From that time Jesus began to show his disciples that he must go to Jerusalem and suffer many things from the elders and chief priests and scribes, and be killed, and on the third day be raised.
The sixteenth chapter of Matthew contains a series of teachings that are often divided into distinct, standalone units. And while they have value to us when we do that, they have even more value when we consider them together.
In Matthew 16:13-20, Jesus asked his disciples who they believed him to be. Peter responded for them by confessing that Jesus was the Christ, the Son of the Living God. However, as revealed later, their understanding of what that meant was faulty.
It was once they confessed Jesus as the Christ that Jesus began to correct their misunderstanding of what that meant. “At that time,” Jesus began to teach them about his coming date with the cross.

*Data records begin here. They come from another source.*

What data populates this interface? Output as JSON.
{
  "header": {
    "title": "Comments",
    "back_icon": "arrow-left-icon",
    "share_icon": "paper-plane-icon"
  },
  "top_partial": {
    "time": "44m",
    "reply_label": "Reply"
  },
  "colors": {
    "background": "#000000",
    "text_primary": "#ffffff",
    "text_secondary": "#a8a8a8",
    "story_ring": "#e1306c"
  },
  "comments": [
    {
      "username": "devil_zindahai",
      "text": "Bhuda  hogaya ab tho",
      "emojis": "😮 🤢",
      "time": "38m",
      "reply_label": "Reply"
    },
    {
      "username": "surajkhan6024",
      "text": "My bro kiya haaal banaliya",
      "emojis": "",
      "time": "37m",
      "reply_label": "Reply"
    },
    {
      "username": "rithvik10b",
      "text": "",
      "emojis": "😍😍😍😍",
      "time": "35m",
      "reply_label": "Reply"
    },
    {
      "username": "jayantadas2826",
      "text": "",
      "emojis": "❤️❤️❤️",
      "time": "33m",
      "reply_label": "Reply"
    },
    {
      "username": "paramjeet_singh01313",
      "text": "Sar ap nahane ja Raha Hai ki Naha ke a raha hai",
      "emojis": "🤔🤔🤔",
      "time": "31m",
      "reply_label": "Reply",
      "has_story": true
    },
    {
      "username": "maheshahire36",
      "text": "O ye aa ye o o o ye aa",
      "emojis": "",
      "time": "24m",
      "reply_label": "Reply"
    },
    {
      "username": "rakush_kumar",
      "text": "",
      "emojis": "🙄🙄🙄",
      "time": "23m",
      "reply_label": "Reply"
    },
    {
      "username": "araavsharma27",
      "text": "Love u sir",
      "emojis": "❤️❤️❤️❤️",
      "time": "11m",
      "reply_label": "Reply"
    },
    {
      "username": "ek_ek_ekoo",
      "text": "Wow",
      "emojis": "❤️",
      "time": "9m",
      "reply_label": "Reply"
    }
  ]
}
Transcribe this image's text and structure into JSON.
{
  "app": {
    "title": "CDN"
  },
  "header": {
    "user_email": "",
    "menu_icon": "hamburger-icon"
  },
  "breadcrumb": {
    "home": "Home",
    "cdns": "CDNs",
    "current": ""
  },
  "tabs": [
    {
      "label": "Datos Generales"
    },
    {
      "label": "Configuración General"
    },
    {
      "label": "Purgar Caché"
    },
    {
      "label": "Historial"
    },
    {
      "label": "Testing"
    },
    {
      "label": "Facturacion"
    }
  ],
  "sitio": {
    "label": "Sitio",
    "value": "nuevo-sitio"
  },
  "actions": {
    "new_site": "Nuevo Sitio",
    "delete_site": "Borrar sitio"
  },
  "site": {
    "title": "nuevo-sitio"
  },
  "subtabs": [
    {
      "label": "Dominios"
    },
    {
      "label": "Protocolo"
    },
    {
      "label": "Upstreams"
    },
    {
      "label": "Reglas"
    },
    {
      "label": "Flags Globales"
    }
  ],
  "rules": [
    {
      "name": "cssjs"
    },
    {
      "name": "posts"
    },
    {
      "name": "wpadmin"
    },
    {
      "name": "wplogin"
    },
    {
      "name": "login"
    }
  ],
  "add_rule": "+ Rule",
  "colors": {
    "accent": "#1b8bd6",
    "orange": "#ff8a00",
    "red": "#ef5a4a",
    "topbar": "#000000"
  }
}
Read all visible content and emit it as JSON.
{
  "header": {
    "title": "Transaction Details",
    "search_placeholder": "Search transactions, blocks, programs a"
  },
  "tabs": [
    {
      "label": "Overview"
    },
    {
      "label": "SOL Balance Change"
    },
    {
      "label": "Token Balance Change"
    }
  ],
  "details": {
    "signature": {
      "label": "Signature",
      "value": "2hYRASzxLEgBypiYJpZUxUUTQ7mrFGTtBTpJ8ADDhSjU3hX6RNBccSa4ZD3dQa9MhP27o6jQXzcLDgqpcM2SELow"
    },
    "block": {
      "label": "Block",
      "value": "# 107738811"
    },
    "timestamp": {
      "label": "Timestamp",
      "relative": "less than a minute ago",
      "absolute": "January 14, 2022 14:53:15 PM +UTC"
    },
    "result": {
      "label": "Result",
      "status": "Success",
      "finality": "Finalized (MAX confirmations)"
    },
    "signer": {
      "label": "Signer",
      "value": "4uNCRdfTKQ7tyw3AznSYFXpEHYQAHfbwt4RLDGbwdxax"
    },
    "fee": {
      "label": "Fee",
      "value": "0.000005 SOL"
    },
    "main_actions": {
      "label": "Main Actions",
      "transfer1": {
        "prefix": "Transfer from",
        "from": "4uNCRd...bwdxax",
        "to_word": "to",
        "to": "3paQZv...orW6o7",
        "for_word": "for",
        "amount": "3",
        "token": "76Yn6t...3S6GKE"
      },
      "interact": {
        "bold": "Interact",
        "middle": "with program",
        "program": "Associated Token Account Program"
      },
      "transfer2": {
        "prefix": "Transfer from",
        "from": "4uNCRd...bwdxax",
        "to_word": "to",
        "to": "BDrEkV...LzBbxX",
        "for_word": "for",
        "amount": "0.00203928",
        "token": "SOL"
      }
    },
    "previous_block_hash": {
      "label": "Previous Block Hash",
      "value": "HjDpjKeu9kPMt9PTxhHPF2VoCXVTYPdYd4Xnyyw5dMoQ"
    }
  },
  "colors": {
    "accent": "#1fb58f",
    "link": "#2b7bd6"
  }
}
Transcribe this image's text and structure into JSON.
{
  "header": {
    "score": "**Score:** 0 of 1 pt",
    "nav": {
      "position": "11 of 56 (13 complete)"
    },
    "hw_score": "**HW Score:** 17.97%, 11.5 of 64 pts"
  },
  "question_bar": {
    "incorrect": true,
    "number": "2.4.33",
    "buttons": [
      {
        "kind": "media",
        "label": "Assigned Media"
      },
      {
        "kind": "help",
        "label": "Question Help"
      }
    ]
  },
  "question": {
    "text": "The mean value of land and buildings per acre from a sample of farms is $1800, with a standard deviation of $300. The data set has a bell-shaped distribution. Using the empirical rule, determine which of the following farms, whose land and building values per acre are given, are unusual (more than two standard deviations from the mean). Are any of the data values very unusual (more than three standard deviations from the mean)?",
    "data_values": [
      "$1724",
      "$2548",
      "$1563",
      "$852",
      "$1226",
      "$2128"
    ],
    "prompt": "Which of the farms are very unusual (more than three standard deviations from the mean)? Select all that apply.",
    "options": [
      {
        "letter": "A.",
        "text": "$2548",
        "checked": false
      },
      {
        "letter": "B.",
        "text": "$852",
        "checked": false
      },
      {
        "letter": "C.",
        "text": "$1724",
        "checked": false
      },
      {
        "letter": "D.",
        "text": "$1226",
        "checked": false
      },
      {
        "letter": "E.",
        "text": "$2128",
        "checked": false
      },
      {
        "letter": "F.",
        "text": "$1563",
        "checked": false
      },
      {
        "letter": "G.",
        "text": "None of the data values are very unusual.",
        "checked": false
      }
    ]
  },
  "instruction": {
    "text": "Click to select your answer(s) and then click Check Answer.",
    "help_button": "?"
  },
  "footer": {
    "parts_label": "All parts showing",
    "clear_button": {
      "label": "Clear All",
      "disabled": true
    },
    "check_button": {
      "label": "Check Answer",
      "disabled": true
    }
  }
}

Rather than marching into Jerusalem at the head of an army to throw out the Romans, he was marching to his death.
Peter rebuked him for his foolish notion that the cross awaited him rather than a throne. And Jesus responded by rebuking Peter in turn. He was guilty of seeing things from a human perspective rather than God’s.
We Need to Take Up Our Cross
From there, Jesus began to teach his disciples that if they wanted to follow him, it would require that they deny themselves and take up their own cross (Matt. 16:24-28). This had to be shocking to them. The cross was a cruel instrument of torture and death. Who would willingly submit to that?
Jesus did. He went to the cross. And by that, he defeated the real enemy and claimed his throne. And he tells us that the way into his kingdom is the way of the cross. Dying to ourselves and our human perspective of how things should be. And following Jesus to Calvary.
The way of the cross has no more appeal to us than it did to Jesus’ original followers. And we are tempted to look for other, easier ways into the kingdom. But there is no other way. Jesus is the only way. And to follow him requires us to deny ourselves, take up our cross, and join him on Calvary’s hill.